— А ты?
Он, кажется, принялся вытряхивать пыль с головы и плеч. В темноте ничего не было видно, но в пятнышке лучей от догорающего в коридоре разлитого масла я обнаружила тень от корзины в его руке.
— Самое ценное удалось спасти, — сказал он. — Мятные пластинки на завтрак, обед, ужин — так себе рацион. Хочешь?
Я моргнула. Дикий ужас распался на пиксели, несмотря на то, что дыхание никак восстановить не удавалось.
— У тебя есть время подумать, — сказал Роберт. Мягко отстранил меня и выглянул на искорёженный будто после землетрясения тоннель. — Интересно, через сколько времени эта занимательная механика вернёт всё в нормальное положение?
— Почему ты думаешь, что вернёт? — мой голос дрожал.
— Как минимум, двоим уже проломило голову. Но мы вошли не в катакомбы, а в пыльный тоннель. Значит, будет обратный отсчёт.
— И правда.
Масло на плитах погасло, мы остались в полной темноте. Из невидимого колодца возле нас потянуло сквозняком. Роберт завозился, щёлкнул чем-то. К моему удивлению, в его руке зажёгся светодиодный фонарь. Роберт поднял на меня глаза с тем видом, будто просто вкрутил обратно пробки в саду на даче.
— Магия, — заявил он удовлетворённо.
В это мгновение благодаря его юмору показалось, что всё в порядке, а мои ощущения — лишь сдавшие окончательно нервы. Лембит посветил по стенам крошечного пятачка, на котором мы стояли, провёл лучом по гладко отшлифованному потолку, затем вниз, в колодец. Это была лестница. Довольно крутая, без перил, но с тщательно выложенными блоками-ступенями.

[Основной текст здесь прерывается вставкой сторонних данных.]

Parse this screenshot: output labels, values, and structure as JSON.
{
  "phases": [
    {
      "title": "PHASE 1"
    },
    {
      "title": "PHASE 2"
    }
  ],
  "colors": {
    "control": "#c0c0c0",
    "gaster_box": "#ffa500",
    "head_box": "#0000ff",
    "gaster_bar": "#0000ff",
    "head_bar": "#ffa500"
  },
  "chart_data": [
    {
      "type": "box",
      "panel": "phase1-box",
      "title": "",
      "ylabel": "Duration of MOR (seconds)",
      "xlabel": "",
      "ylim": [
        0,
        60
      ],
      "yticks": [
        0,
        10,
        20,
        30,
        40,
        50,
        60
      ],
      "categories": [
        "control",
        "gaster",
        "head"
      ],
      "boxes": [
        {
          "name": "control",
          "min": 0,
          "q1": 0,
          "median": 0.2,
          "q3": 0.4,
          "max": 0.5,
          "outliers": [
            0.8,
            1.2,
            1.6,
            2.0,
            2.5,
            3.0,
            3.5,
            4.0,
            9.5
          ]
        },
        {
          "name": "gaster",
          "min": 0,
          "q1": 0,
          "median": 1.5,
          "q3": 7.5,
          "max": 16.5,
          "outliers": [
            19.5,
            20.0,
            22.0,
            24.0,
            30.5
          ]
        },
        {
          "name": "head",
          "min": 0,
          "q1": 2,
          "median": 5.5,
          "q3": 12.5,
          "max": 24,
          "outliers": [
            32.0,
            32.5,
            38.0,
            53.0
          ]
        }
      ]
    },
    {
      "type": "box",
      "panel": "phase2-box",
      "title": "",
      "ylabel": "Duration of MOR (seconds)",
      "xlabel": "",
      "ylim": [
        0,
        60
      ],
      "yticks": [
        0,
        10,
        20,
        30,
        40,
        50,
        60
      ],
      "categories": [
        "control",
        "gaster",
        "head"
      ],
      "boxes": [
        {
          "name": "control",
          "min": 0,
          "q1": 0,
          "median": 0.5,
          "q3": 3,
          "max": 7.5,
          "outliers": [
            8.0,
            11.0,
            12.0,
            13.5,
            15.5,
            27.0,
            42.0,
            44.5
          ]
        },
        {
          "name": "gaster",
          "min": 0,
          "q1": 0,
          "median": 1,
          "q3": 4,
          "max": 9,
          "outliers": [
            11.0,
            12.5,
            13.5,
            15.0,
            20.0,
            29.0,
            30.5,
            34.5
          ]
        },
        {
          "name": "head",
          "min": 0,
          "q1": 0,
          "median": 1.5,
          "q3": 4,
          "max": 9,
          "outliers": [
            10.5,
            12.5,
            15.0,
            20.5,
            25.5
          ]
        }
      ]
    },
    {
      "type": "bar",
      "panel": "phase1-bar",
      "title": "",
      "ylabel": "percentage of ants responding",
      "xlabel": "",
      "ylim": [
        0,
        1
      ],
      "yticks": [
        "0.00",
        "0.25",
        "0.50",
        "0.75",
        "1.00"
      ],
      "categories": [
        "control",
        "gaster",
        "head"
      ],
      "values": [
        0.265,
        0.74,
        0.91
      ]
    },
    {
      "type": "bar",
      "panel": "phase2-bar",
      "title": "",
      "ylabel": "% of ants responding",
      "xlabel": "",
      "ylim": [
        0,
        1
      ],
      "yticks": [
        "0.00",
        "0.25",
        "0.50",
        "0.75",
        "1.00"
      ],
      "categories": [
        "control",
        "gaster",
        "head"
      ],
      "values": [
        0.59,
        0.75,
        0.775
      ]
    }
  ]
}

Голова моя закружилась, и опираясь на стену, я медленно опустилась на пол.
— Тебе плохо? — Роберт склонился надо мной.
— Просто… надо посидеть.
Он быстро стянул с себя поло, протянул мне.
— Тогда на этом. Камни холодные.
— Спасибо. Дашь мне минутку?
— Сколько угодно.
Я прикрыла глаза. Услышала, что Роберт разместился рядом. Представилось, что он сидит, присогнув колени, перехватив одной рукой запястье другой. Приоткрыла веки: он так и сидел на самом деле. «Третий глаз», говорите? — с холодком по спине усмехнулась я, обращаясь неизвестно к кому. Хотелось быть безапелляционно скептичной и приземлённой, как Лембит. Но по телу волнами накатывала дрожь и почему-то вспомнился папа: он тоже говорил об «умении видеть» как о возможности, доступной только продвинутым, танцующим дервишам, шейхам в пустыне, Хайяму. А ведь он сам ничем не обладал, был обычным романтиком, мечтателем с задумчивой улыбкой, который не вынес жизни без любви…
Дыхание Роберта рядом успокаивало, не позволяло захлебнуться в эмоциях. Я выдохнула и посмотрела на него с благодарностью.